For the interactive version of this map showing percentages and trends for each county click here. Green is 90% funded or above, yellow is 70 to 90% funded, red is below 70%.
By Carol Park
Maryland Public Policy Institute
Given the scarce media attention on Maryland state government’s public pension crisis, which includes a $19.7 billion shortfall, Marylanders could be forgiven for not knowing that their local governments also face daunting unfunded pension liabilities.
With unfunded pension liabilities growing every year at both local and state level, Maryland can no longer ignore the problem.
The Maryland Public Policy Institute recently launched the Maryland Pension Map to shed light on how well local pension plans are funded. The interactive map displays the size of the net pension liability and the funded status of each county that have their own pension systems. The map also shows the historical trend of how each counties’ unfunded pension liabilities have grown over the years.
In 2017, Ken Decker, Caroline County Administrator, wrote an article for MarylandReporter.com called ‘Maryland should look to local government for pension solutions.’ Decker suggested that potential solutions to Maryland’s pension crisis may be found by looking at what local governments have done. Caroline County’s pension system health had improved from less than 65% funded five years ago to over 81% funded in 2017.
However, a close analysis of the Maryland Pension Map reveals that Caroline County is one of the few Maryland counties where pension systems fared reasonably well in recent years.
No counties fully funded
According to our map, none of 23 counties’ and Baltimore City’s pension plans were fully funded as of June 2017. Only five had plans that were over 90% funded.
Even worse, 14 out of 23 counties saw pension liabilities improve from FY 2014 to FY 2017. All of the five biggest Maryland counties by population, Montgomery County, Prince George County, Baltimore County, Anne Arundel County and Howard County, experienced a decline in the funded status. Among the five, Baltimore County experienced the steepest deterioration from 68.2% funded in FY 2014 to 61.46% in FY 2017.
Out of all localities, Washington County, Prince George County and Baltimore County face the biggest pension crises. As of June 2017, Washington County’s pension plan was just 49% funded, compared to 77.4% funded three years earlier. Baltimore City also has rapidly declining pension health. From FY 2014 to FY 2017, the average of all of Baltimore City pension plans deteriorated from 72.6% funded to just 65.5% funded.

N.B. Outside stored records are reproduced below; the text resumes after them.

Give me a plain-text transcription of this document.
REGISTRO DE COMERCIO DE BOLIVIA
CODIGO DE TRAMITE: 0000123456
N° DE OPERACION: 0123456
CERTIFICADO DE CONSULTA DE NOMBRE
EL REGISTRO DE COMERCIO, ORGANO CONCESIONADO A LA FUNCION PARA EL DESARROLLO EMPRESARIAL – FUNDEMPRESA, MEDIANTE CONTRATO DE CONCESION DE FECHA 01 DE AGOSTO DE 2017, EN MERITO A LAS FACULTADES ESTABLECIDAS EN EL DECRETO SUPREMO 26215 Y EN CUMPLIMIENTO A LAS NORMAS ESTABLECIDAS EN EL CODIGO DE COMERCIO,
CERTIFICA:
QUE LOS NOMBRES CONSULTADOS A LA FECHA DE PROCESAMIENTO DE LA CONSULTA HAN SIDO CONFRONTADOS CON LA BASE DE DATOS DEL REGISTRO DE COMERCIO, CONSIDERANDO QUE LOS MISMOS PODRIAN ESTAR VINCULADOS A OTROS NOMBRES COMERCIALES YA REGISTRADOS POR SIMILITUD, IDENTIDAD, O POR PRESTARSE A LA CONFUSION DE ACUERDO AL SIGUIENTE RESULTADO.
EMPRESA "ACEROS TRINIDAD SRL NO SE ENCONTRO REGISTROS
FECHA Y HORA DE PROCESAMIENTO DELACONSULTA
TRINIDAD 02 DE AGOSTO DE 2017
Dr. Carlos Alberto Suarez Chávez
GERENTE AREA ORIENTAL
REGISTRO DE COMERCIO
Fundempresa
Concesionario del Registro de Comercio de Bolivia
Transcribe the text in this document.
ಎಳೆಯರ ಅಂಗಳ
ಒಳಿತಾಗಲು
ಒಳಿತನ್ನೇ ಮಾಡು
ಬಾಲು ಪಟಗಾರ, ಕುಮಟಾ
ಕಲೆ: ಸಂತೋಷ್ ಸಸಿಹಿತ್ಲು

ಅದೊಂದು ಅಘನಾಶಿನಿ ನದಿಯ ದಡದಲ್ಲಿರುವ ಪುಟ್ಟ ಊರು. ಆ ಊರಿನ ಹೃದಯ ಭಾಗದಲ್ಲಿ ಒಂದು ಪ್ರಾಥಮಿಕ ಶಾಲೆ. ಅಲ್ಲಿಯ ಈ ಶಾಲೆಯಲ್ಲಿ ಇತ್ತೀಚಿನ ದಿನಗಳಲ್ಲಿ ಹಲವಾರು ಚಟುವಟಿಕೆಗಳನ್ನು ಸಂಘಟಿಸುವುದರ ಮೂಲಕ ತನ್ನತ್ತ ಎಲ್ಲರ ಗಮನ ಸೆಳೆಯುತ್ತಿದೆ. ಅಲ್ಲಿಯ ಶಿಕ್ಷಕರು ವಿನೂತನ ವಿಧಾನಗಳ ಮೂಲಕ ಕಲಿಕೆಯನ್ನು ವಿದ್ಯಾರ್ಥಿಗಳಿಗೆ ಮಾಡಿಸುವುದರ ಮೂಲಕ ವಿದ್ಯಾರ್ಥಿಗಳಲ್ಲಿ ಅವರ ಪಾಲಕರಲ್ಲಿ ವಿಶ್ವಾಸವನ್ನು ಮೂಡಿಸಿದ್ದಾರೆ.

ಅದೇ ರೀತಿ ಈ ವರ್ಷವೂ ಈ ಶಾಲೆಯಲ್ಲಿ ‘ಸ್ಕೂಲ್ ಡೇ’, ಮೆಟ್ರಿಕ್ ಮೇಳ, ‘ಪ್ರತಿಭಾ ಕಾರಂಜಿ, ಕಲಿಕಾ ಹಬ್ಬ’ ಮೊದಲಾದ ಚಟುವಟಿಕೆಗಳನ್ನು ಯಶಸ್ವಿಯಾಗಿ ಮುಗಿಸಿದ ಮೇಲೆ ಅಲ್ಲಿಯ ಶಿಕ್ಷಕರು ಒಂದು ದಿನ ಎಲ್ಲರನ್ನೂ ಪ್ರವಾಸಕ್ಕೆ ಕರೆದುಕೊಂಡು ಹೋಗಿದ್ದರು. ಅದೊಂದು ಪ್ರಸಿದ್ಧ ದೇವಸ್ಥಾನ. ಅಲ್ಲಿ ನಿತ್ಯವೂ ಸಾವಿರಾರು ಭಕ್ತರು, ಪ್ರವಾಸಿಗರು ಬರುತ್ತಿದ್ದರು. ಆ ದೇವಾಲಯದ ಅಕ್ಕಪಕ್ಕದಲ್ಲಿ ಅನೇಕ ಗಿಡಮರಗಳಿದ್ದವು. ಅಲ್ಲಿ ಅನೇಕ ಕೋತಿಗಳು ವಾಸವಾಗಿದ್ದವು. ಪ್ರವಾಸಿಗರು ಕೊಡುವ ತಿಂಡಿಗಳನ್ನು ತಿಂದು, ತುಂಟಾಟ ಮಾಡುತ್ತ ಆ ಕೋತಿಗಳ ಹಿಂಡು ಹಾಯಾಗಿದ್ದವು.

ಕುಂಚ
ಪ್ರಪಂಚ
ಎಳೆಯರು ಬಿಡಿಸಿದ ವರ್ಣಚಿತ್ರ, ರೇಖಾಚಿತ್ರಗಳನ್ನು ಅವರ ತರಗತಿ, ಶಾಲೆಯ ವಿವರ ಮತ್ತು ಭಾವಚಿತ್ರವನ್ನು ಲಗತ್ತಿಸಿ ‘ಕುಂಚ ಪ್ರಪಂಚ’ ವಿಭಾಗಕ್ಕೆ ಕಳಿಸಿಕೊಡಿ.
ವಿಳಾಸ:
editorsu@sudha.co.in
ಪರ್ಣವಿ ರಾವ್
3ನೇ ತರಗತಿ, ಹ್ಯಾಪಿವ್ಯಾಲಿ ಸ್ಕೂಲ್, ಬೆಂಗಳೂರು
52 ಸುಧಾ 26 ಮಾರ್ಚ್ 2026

Pension problem real at local level
Our online map serves to remind Maryland taxpayers and policymakers that pension problems are as real at the local level as they are at state level. Local officials created this crisis in the same way state officials did: spending millions in Wall Street fees to manage risky funds only to reap mediocre returns while refusing to increase member contributions at a rate required to cover rising costs.
For instance, Baltimore City Employees’ Retirement System pension managers spend around $9 million every year to invest in a risky portfolio but its 10-year annualized return of 5.4% underperformed a composite passive index of public stocks and bonds. Meanwhile, the plan’s member contribution remained a mere 3% instead of the planned increase to 4% for FY 2017.
Underperforming funds and low member contribution typically mean taxpayers are burdened with making larger contributions to keep pension promises to public employees. For Baltimore City’s Fire and Police Employee Retirement System, the city’s contribution increased from $114 million in 2014 to $130 million in 2017.
A depressing vision for Baltimore
The Maryland Pension Map reveals a depressing vision for Baltimore, not just for the taxpayers but for the city’s overall attractiveness. Every dollar used to plug a hole in a city’s retirement funds is a dollar not spent on classrooms, police officers and other services.
This daunting reality is hardly limited to Maryland. According to Professor Sarah Anzia of the University of California Berkeley, 85% of the cities across the U.S. saw increases in their pension expenditures between 2005-2014. Skyrocketing pension costs have played a major role in forcing local government officials across the nation to make painful decisions about pension benefits, service provision and taxes.
Whether by increasing member contributions or reforming the way the counties invest their pension funds, local officials should not wait any longer to secure the retirement of its employees and protect taxpayers. Cutting employees’ benefits, decreasing services or increasing taxes in the future are neither morally justifiable nor lawfully viable options for fixing the localities’ pension problems.
Carol Park is a senior policy analyst at the Maryland Public Policy Institute.